Reinders agrees that plastics are not as durable as glass—she says pieces of glass from Roman times are still found at archaeological sites—but she’s confident that they will stand the test of time. She says it’s not reasonable to expect that a plastic sheet would last 25 years. But it’s possible to make plastic headlights that can resist degradation for a period of 15 years, so a five to 10 year lifetime would certainly be reasonable as research progresses.

Reinders says she’s found that the plastics are about half the cost of glass—mainly because they are thinner. But the cost will ultimately depend on how the materials are processed, which requires further investigation. Usually plastics manufacturing is a lot faster than the glass production process.
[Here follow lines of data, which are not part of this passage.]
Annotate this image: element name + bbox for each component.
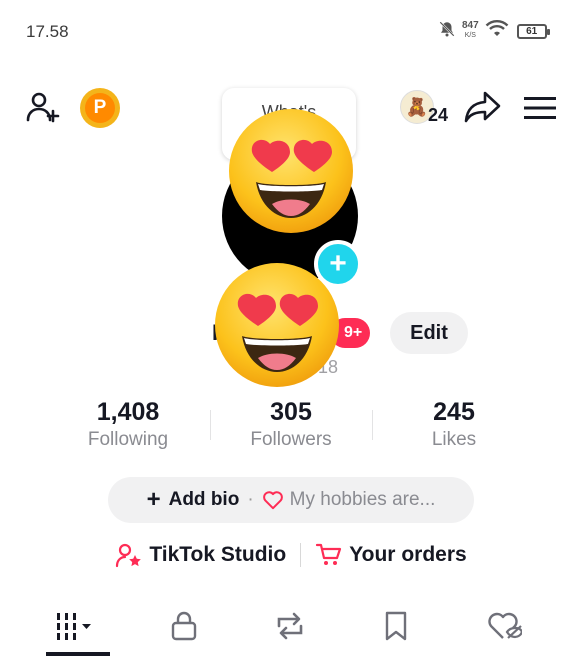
hamburger-menu-icon xyxy=(523,95,557,126)
battery-icon: 61 xyxy=(516,23,550,39)
your-orders-link[interactable]: Your orders xyxy=(315,542,467,568)
add-bio-label: Add bio xyxy=(168,489,240,510)
stat-following-value: 1,408 xyxy=(96,398,160,426)
notification-button[interactable]: 🧸 24 xyxy=(400,90,449,125)
net-speed-unit: K/S xyxy=(464,32,476,39)
bio-separator: · xyxy=(247,489,254,510)
bell-muted-icon xyxy=(438,20,456,43)
share-button[interactable] xyxy=(462,88,504,130)
tiktok-studio-link[interactable]: TikTok Studio xyxy=(115,542,286,568)
tab-reposts[interactable] xyxy=(262,604,318,648)
status-time: 17.58 xyxy=(26,22,69,41)
active-tab-indicator xyxy=(46,652,110,656)
profile-links: TikTok Studio Your orders xyxy=(0,542,582,568)
links-divider xyxy=(300,543,302,567)
tab-saved[interactable] xyxy=(368,604,424,648)
stat-likes-value: 245 xyxy=(433,398,475,426)
net-speed: 847 K/S xyxy=(462,21,479,41)
plus-icon: + xyxy=(146,486,161,513)
add-bio-button[interactable]: + Add bio · My hobbies are... xyxy=(108,477,474,523)
tab-liked[interactable] xyxy=(476,604,532,648)
stat-divider xyxy=(210,410,211,440)
status-icons: 847 K/S 61 xyxy=(438,18,550,44)
repost-icon xyxy=(277,612,303,640)
your-orders-label: Your orders xyxy=(349,543,467,566)
stat-following[interactable]: 1,408 Following xyxy=(53,398,203,451)
coin-button[interactable]: P xyxy=(80,88,120,128)
stat-followers[interactable]: 305 Followers xyxy=(216,398,366,451)
stat-likes[interactable]: 245 Likes xyxy=(379,398,529,451)
menu-button[interactable] xyxy=(520,90,560,130)
heart-eyes-emoji-icon-2 xyxy=(215,263,339,387)
stat-followers-label: Followers xyxy=(250,429,332,450)
coin-icon: P xyxy=(85,93,115,123)
wifi-icon xyxy=(485,19,509,43)
stat-following-label: Following xyxy=(87,429,169,450)
shopping-cart-icon xyxy=(316,543,342,565)
heart-eyes-emoji-icon xyxy=(229,109,353,233)
bio-hobbies: My hobbies are... xyxy=(262,489,436,511)
notification-count: 24 xyxy=(428,105,449,125)
heart-outline-icon xyxy=(262,490,284,510)
tiktok-studio-label: TikTok Studio xyxy=(149,543,287,566)
bio-placeholder: My hobbies are... xyxy=(289,489,436,510)
stat-followers-value: 305 xyxy=(270,398,312,426)
stat-divider xyxy=(372,410,373,440)
bookmark-icon xyxy=(385,611,407,641)
battery-level: 61 xyxy=(526,25,538,37)
person-star-icon xyxy=(116,543,142,568)
heart-hidden-icon xyxy=(488,612,522,639)
tab-posts-grid[interactable] xyxy=(48,604,104,648)
add-friend-button[interactable] xyxy=(20,86,66,132)
grid-dropdown-icon xyxy=(57,613,91,640)
tab-private[interactable] xyxy=(156,604,212,648)
edit-profile-button[interactable]: Edit xyxy=(390,312,468,354)
stat-likes-label: Likes xyxy=(431,429,477,450)
add-person-icon xyxy=(25,89,61,130)
lock-icon xyxy=(171,611,197,641)
net-speed-value: 847 xyxy=(462,20,479,31)
share-arrow-icon xyxy=(464,90,502,129)
add-bio: + Add bio xyxy=(147,486,240,514)
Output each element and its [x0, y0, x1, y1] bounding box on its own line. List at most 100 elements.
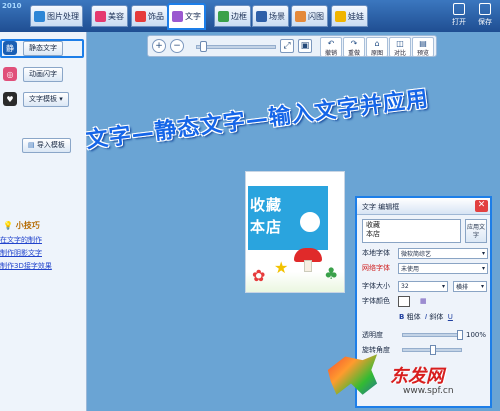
scene-icon — [256, 10, 267, 22]
tip-link[interactable]: 在文字的制作 — [0, 235, 42, 245]
frame-icon — [218, 10, 229, 22]
opacity-slider-handle[interactable] — [457, 330, 463, 340]
preview-label: 预览 — [416, 50, 429, 57]
zoom-in-button[interactable]: + — [152, 39, 166, 53]
tab-text[interactable]: 文字 — [167, 3, 206, 30]
fit-icon[interactable]: ⤢ — [280, 39, 294, 53]
smiley-sun-icon — [298, 210, 322, 234]
animated-icon: ◎ — [3, 67, 17, 81]
compare-button[interactable]: ◫ 对比 — [389, 37, 411, 57]
local-font-select[interactable]: 微软简综艺 ▾ — [398, 247, 488, 259]
panel-header: 文字 编辑框 — [357, 198, 490, 215]
tab-frame[interactable]: 边框 — [214, 5, 251, 27]
tab-label: 边框 — [231, 11, 247, 21]
rotation-row: 旋转角度 — [362, 344, 490, 356]
bold-icon[interactable]: B — [399, 313, 404, 321]
app-logo: 2010 — [2, 2, 22, 10]
save-label: 保存 — [478, 18, 492, 26]
undo-label: 撤销 — [324, 50, 337, 57]
left-sidebar: 静 静态文字 ◎ 动画闪字 ♥ 文字模板 ▾ ▤ 导入模板 💡 小技巧 在文字的… — [0, 32, 87, 411]
font-color-swatch[interactable] — [398, 295, 410, 307]
local-font-label: 本地字体 — [362, 249, 390, 257]
close-icon[interactable]: ✕ — [475, 200, 488, 212]
tab-label: 图片处理 — [47, 11, 79, 21]
tab-scene[interactable]: 场景 — [252, 5, 289, 27]
watermark-url: www.spf.cn — [403, 386, 454, 396]
zoom-slider[interactable] — [196, 45, 276, 49]
tips-title-text: 小技巧 — [15, 221, 40, 230]
zoom-out-button[interactable]: − — [170, 39, 184, 53]
underline-button[interactable]: U — [448, 313, 453, 321]
flower-icon: ✿ — [252, 266, 266, 285]
redo-label: 重做 — [347, 50, 360, 57]
chevron-down-icon: ▾ — [481, 264, 485, 272]
font-size-select[interactable]: 32 ▾ — [398, 280, 448, 292]
web-font-label: 网络字体 — [362, 264, 390, 272]
preview-icon: ▤ — [419, 39, 427, 48]
web-font-value: 未使用 — [401, 265, 420, 273]
redo-button[interactable]: ↷ 重做 — [343, 37, 365, 57]
rotation-slider[interactable] — [402, 345, 462, 355]
apply-text-button[interactable]: 应用文字 — [465, 219, 487, 243]
rotation-slider-handle[interactable] — [430, 345, 436, 355]
text-line: 本店 — [366, 230, 380, 238]
font-color-label: 字体颜色 — [362, 297, 390, 305]
tab-image-processing[interactable]: 图片处理 — [30, 5, 83, 27]
original-icon: ⌂ — [374, 39, 380, 48]
watermark-logo-text: 东发网 — [390, 366, 444, 387]
undo-button[interactable]: ↶ 撤销 — [320, 37, 342, 57]
bulb-icon: 💡 — [3, 221, 13, 230]
text-input-area[interactable]: 收藏 本店 — [362, 219, 461, 243]
tab-flash[interactable]: 闪图 — [291, 5, 328, 27]
save-icon — [479, 3, 491, 15]
canvas-photo[interactable]: 收藏 本店 ★ ♣ ✿ — [245, 171, 345, 293]
tab-label: 文字 — [185, 12, 201, 21]
tab-beauty[interactable]: 美容 — [91, 5, 128, 27]
import-template-button[interactable]: ▤ 导入模板 — [22, 137, 71, 153]
highlight-static-text — [0, 39, 84, 58]
actual-size-icon[interactable]: ▣ — [298, 39, 312, 53]
bold-label[interactable]: 粗体 — [407, 312, 421, 322]
italic-icon[interactable]: I — [425, 313, 427, 321]
sidebar-item-animated-text[interactable]: ◎ 动画闪字 — [0, 64, 87, 84]
undo-icon: ↶ — [327, 39, 335, 48]
layout-select[interactable]: 横排 ▾ — [453, 280, 487, 292]
opacity-value: 100% — [466, 331, 487, 339]
web-font-select[interactable]: 未使用 ▾ — [398, 262, 488, 274]
tab-accessories[interactable]: 饰品 — [131, 5, 168, 27]
tab-label: 美容 — [108, 11, 124, 21]
tab-label: 娃娃 — [348, 11, 364, 21]
save-button[interactable]: 保存 — [474, 3, 496, 29]
opacity-row: 透明度 100% — [362, 329, 490, 341]
folder-icon — [453, 3, 465, 15]
tip-link[interactable]: 制作阴影文字 — [0, 248, 42, 258]
text-icon — [172, 11, 183, 22]
web-font-row: 网络字体 未使用 ▾ — [362, 262, 490, 274]
tip-link[interactable]: 制作3D接字效果 — [0, 261, 52, 271]
photo-text-line: 收藏 — [250, 196, 283, 214]
font-size-row: 字体大小 32 ▾ 横排 ▾ — [362, 280, 490, 292]
style-row: B 粗体 I 斜体 U — [399, 311, 500, 323]
template-label: 文字模板 — [29, 95, 57, 103]
text-line: 收藏 — [366, 221, 380, 229]
tab-doll[interactable]: 娃娃 — [331, 5, 368, 27]
compare-label: 对比 — [393, 50, 406, 57]
palette-icon[interactable]: ▦ — [420, 297, 427, 305]
text-template-button[interactable]: 文字模板 ▾ — [23, 91, 69, 107]
opacity-slider[interactable] — [402, 330, 463, 340]
i-love-you-icon: ♥ — [3, 92, 17, 106]
open-label: 打开 — [452, 18, 466, 26]
local-font-value: 微软简综艺 — [401, 250, 432, 258]
preview-button[interactable]: ▤ 预览 — [412, 37, 434, 57]
original-button[interactable]: ⌂ 原图 — [366, 37, 388, 57]
animated-text-button[interactable]: 动画闪字 — [23, 66, 63, 82]
star-icon: ★ — [274, 258, 289, 277]
redo-icon: ↷ — [350, 39, 358, 48]
chevron-down-icon: ▾ — [441, 282, 445, 290]
zoom-toolbar: + − ⤢ ▣ ↶ 撤销 ↷ 重做 ⌂ 原图 ◫ 对比 ▤ 预览 — [147, 35, 437, 57]
zoom-slider-handle[interactable] — [200, 41, 207, 52]
heart-icon — [135, 10, 146, 22]
sidebar-item-template[interactable]: ♥ 文字模板 ▾ — [0, 89, 87, 109]
open-button[interactable]: 打开 — [448, 3, 470, 29]
italic-label[interactable]: 斜体 — [429, 312, 443, 322]
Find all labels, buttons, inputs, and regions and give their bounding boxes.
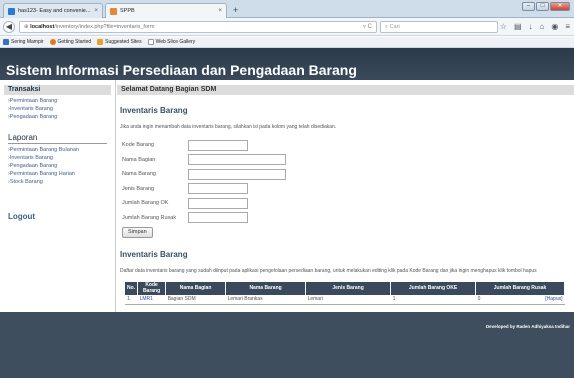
clipboard-icon[interactable]: ▤ [514,21,522,33]
menu-icon[interactable]: ≡ [565,21,570,33]
minimize-button[interactable]: – [522,2,535,11]
column-header: Kode Barang [137,282,167,295]
site-footer: Developed by Raden Adhiyaksa Indihar [0,312,574,378]
cell-jenis: Lemari [305,295,391,305]
column-header: Jumlah Barang Rusak [475,282,565,295]
browser-tab-bar: has123- Easy and convenie... × SPPB × + … [0,0,574,18]
sidebar-item-laporan-inventaris[interactable]: ›Inventaris Barang [8,154,115,162]
site-favicon-icon [8,7,15,15]
window-controls: – □ ✕ [522,2,570,11]
field-label: Nama Bagian [122,156,156,163]
welcome-banner: Selamat Datang Bagian SDM [117,85,574,95]
bookmarks-bar: Sering Mampir Getting Started Suggested … [0,37,574,48]
cell-no: 1. [125,295,138,305]
cell-barang: Lemari Brankas [225,295,306,305]
list-description: Daftar data inventaris barang yang sudah… [120,268,537,274]
table-row: 1. LMR1 Bagian SDM Lemari Brankas Lemari… [125,295,565,305]
site-favicon-icon [110,7,117,15]
nama-bagian-input[interactable] [188,154,286,166]
sidebar-item-inventaris-barang[interactable]: ›Inventaris Barang [8,105,115,113]
column-header: Nama Barang [225,282,307,295]
inventaris-form: Kode Barang Nama Bagian Nama Barang Jeni… [122,138,574,238]
cell-ok: 1 [390,295,476,305]
form-description: Jika anda ingin menambah data inventaris… [120,124,337,130]
laporan-menu: ›Permintaan Barang Bulanan ›Inventaris B… [8,146,115,186]
sidebar-item-pengadaan-barang[interactable]: ›Pengadaan Barang [8,113,115,121]
logout-link[interactable]: Logout [8,212,107,221]
toolbar-icons: ☆ ▤ ↓ ⌂ ◉ ≡ [500,21,570,33]
bookmark-item[interactable]: Suggested Sites [97,39,142,45]
browser-nav-bar: ◀ ⊕ localhost/inventory/index.php?file=i… [0,18,574,36]
kode-barang-link[interactable]: LMR1 [140,296,153,302]
jumlah-ok-input[interactable] [188,197,248,209]
inventaris-table: No. Kode Barang Nama Bagian Nama Barang … [125,282,565,305]
kode-barang-input[interactable] [188,139,248,151]
site-title: Sistem Informasi Persediaan dan Pengadaa… [6,62,357,78]
suggested-sites-icon [97,39,104,45]
download-icon[interactable]: ↓ [529,21,533,33]
search-input[interactable]: ⌕ Cari [380,21,498,33]
close-window-button[interactable]: ✕ [550,2,570,11]
site-header: Sistem Informasi Persediaan dan Pengadaa… [0,48,574,80]
sidebar-laporan-title: Laporan [8,133,107,144]
browser-tab-2[interactable]: SPPB × [105,3,227,18]
tab-title: SPPB [120,8,135,14]
field-label: Jenis Barang [122,185,155,192]
field-label: Jumlah Barang Rusak [122,214,177,221]
column-header: Nama Bagian [165,282,227,295]
sidebar-item-laporan-pengadaan[interactable]: ›Pengadaan Barang [8,162,115,170]
reload-icon[interactable]: ▿ C [363,22,372,32]
table-header-row: No. Kode Barang Nama Bagian Nama Barang … [125,282,565,295]
sidebar-item-permintaan-bulanan[interactable]: ›Permintaan Barang Bulanan [8,146,115,154]
close-tab-icon[interactable]: × [94,8,98,14]
sidebar-item-stock-barang[interactable]: ›Stock Barang [8,178,115,186]
web-slice-icon [147,39,154,45]
back-arrow-icon[interactable]: ◀ [3,21,15,33]
column-header: No. [125,282,139,295]
bookmark-folder-icon [3,39,9,45]
sidebar-transaksi-title: Transaksi [4,85,111,95]
star-icon[interactable]: ☆ [500,21,507,33]
address-bar[interactable]: ⊕ localhost/inventory/index.php?file=inv… [19,21,377,33]
transaksi-menu: ›Permintaan Barang ›Inventaris Barang ›P… [8,97,115,121]
tab-title: has123- Easy and convenie... [18,8,91,14]
bookmark-label: Getting Started [57,39,92,45]
column-header: Jumlah Barang OKE [390,282,477,295]
browser-tab-1[interactable]: has123- Easy and convenie... × [3,3,103,18]
list-title: Inventaris Barang [120,250,188,259]
home-icon[interactable]: ⌂ [540,21,545,33]
pocket-icon[interactable]: ◉ [551,21,558,33]
sidebar: Transaksi ›Permintaan Barang ›Inventaris… [0,80,116,312]
field-label: Kode Barang [122,142,155,149]
footer-credit: Developed by Raden Adhiyaksa Indihar [485,324,570,329]
jenis-barang-input[interactable] [188,183,248,195]
simpan-button[interactable]: Simpan [122,227,153,238]
sidebar-item-permintaan-harian[interactable]: ›Permintaan Barang Harian [8,170,115,178]
close-tab-icon[interactable]: × [218,8,222,14]
cell-rusak: 0 [477,296,481,303]
bookmark-item[interactable]: Web Slice Gallery [147,39,196,45]
url-path: /inventory/index.php?file=inventaris_for… [54,24,155,30]
nama-barang-input[interactable] [188,168,286,180]
bookmark-item[interactable]: Getting Started [49,39,92,45]
column-header: Jenis Barang [305,282,392,295]
bookmark-label: Web Slice Gallery [155,39,196,45]
maximize-button[interactable]: □ [536,2,549,11]
new-tab-button[interactable]: + [233,5,238,15]
hapus-link[interactable]: [Hapus] [545,296,562,302]
sidebar-item-permintaan-barang[interactable]: ›Permintaan Barang [8,97,115,105]
field-label: Jumlah Barang OK [122,200,169,207]
bookmark-item[interactable]: Sering Mampir [3,39,44,45]
field-label: Nama Barang [122,171,156,178]
jumlah-rusak-input[interactable] [188,212,248,224]
bookmark-label: Suggested Sites [105,39,142,45]
main-content: Selamat Datang Bagian SDM Inventaris Bar… [117,80,574,312]
search-placeholder: Cari [389,24,400,30]
cell-bagian: Bagian SDM [165,295,226,305]
bookmark-label: Sering Mampir [11,39,44,45]
firefox-icon [49,39,56,45]
url-host: localhost [30,24,55,30]
form-title: Inventaris Barang [120,106,188,115]
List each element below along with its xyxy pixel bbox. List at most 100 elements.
As far as certification goes, Reinders points out that requirements in the United States could be different than those in the Netherlands. And as such, it might be difficult to meet all certification requirements with plastic. She doesn’t see any problems with electrical performance, but it is easier to scratch plastic than it is to scratch glass. This, however, could possibly be remedied by using some sort of coating.

Sayantani Ghosh, a physicist at the University of California, Merced, who was also not involved in the research, writes in an email that “once certain issues are addressed, this could potentially prove a novel way of capturing solar power in houses, with significantly lower costs” than covering a roof with silicon photovoltaic cells.

According to Ghosh, the questions that still have to be answered include whether the materials would be stable under weather conditions such as snow and rain, and how their thinness could affect their robustness. There’s also the issue of putting the cells underneath the solar concentrator tile instead of on its edge, which allows a “significant portion” of the reemitted light to escape because there isn’t a solar cell to capture it. Also at issue is whether other light harvesting materials could have a broader light absorption spectrum. Finally, she isn’t sure whether a proposed idea of mixing dyes would work in practice because the emission range of one would overlap with the absorption of another.

Reinders writes in an email that she has not tested the prototype in harsh weather conditions yet, but it “may be more suitable for climates with a diffuse irradiance than the glass sheet-based photovoltaic modules.” She writes that diffuse irradiance usually “goes hand in hand” with climates with lots of clouds and rain.

Reinders also admitted more work needs to be done on ensuring that it can handle the heat on rooftops. “We still can do a lot of research in this field,” she says.